In the winter, when the flow of food is very slow in the host, it is likely that the mistletoe does some of its own food building in its yellow-green leaves, which would be exposed to the full light, as the host’s leaves would have fallen away. The mistletoe has soft, white fruits which are scattered by birds, and as they are very sticky, they hold for some time on to the branch where they are dropped, and there the seedling sprouts and fastens itself on to the tissues of the host, growing every year with its growth.

Quite a number of plants which grow in the ground attach themselves with suckers to the roots of other plants, from which they get all their ready-made food. Plants which do this are generally colourless or brownish yellow, like the broomrape, which has only whitish leaves which cannot do the proper work of leaves (~see~ fig. 109).

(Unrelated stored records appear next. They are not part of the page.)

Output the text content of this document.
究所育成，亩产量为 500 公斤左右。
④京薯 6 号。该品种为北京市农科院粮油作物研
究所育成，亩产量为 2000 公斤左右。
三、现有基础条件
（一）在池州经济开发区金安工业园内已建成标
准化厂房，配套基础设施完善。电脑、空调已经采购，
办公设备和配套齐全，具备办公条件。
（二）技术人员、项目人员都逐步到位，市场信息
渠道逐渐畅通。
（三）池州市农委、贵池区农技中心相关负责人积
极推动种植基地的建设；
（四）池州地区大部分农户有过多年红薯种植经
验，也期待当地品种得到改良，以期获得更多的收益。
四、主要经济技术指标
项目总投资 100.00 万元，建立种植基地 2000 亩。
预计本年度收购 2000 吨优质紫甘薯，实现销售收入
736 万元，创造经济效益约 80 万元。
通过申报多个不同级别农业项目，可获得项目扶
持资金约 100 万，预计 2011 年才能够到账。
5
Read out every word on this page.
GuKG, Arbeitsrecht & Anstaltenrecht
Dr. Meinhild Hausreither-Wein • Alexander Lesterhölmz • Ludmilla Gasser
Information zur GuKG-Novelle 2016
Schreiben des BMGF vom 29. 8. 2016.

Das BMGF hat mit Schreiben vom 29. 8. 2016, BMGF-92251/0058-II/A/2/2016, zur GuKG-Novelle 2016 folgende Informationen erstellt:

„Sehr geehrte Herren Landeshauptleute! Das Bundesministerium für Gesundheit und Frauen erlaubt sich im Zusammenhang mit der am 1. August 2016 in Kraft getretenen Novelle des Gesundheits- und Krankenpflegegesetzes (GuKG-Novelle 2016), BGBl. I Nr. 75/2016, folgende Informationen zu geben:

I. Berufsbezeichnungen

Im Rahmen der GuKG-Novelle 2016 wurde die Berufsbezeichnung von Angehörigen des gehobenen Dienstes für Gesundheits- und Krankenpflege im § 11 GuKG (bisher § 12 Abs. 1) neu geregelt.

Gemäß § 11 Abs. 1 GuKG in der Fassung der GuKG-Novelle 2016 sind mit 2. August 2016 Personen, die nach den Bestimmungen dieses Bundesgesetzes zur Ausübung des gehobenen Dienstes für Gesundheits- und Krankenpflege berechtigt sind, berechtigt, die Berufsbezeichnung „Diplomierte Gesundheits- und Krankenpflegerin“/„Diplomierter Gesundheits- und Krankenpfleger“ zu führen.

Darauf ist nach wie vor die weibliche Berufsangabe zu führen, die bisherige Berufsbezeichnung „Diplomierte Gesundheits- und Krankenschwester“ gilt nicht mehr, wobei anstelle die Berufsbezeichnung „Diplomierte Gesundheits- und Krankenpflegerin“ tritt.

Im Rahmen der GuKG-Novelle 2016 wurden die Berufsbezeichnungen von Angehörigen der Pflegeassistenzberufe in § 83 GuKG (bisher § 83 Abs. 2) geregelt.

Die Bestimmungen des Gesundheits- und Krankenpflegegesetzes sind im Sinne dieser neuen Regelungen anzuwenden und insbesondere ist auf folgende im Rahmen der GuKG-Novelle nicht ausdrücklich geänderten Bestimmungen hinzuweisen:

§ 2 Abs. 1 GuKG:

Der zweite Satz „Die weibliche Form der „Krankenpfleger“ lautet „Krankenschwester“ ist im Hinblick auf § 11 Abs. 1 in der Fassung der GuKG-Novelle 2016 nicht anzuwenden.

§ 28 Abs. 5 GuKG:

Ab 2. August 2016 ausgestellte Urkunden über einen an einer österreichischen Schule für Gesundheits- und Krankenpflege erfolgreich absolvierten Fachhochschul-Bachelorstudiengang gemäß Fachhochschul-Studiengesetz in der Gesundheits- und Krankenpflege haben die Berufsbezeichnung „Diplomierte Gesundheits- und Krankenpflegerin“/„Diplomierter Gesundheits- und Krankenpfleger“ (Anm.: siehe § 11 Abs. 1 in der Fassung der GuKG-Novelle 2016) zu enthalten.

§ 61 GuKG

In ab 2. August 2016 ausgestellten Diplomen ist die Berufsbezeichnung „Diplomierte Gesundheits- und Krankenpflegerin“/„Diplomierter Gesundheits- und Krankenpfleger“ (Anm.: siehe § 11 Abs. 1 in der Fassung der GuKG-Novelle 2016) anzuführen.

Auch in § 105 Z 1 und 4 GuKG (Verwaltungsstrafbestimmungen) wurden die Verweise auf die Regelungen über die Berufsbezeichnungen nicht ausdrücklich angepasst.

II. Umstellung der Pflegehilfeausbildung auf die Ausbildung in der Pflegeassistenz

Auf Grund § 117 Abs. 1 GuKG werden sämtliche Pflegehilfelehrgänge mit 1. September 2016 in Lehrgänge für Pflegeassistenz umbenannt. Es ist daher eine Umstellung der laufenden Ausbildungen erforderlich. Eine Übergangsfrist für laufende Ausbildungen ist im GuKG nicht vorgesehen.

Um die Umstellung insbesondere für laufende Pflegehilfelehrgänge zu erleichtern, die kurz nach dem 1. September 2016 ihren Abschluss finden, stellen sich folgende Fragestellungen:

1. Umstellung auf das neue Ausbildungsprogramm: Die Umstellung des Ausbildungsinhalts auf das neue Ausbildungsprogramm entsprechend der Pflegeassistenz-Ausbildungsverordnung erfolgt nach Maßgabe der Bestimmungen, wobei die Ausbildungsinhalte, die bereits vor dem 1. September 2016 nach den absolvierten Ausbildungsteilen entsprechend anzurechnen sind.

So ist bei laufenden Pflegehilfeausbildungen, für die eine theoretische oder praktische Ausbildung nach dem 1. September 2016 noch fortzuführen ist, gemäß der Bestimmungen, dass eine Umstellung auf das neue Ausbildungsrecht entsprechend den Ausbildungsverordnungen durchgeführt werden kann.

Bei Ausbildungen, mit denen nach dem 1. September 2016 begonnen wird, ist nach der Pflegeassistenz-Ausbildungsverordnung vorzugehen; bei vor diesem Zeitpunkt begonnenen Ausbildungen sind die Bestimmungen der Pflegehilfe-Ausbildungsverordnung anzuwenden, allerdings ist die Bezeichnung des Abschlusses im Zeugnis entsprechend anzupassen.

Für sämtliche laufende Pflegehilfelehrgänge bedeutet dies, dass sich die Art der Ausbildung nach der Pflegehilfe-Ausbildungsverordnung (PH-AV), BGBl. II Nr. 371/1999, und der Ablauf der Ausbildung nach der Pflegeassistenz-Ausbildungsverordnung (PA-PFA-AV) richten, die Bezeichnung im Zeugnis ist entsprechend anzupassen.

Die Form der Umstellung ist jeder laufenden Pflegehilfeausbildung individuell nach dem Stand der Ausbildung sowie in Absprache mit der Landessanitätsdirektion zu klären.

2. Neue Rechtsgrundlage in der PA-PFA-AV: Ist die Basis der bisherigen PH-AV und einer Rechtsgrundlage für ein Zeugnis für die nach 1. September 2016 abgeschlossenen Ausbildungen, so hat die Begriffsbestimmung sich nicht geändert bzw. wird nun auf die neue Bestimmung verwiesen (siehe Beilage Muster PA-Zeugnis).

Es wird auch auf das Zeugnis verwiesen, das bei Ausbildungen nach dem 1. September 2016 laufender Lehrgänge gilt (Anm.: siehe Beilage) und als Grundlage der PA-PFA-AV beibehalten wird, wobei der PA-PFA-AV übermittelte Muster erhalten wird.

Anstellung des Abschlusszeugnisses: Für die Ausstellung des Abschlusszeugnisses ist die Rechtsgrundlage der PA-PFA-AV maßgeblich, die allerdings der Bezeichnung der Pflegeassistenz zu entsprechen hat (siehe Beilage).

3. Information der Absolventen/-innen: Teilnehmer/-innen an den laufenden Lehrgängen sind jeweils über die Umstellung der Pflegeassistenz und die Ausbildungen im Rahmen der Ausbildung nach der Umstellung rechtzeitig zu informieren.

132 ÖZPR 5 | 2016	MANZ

Then there are several plants which are partly parasitic, but which you would never guess were anything but ordinary plants. For example, the little eyebright with its green leaves, which do most of the food-building, is yet partly parasitic. If you ~very~ carefully get out a whole plant with its complete roots (this is rather difficult to do, and you must not pull it hastily, or you will break the connections), you will find that there are tiny suckers on them which connect them with the roots of the plants which are growing near. So that the eyebright gets some of its food ready-made from the neighbouring plants. The meadow cow-wheat does the same thing, and so do the lousewort and several others; but they are not complete parasites, for they are green and do a lot of work for themselves, even though they are not quite self-supporting, and tap the supplies of other plants to some extent.

Among flowering plants, parasites are not common. We see in plants like the eyebright and cow-wheat, which do a little thieving, that the results are not very serious, and they are little altered by their habit. In those which are entirely parasitic, however, like the dodder, the result is the loss of nearly all the organs of the plant except the flowers, which have to be kept in order to build seeds.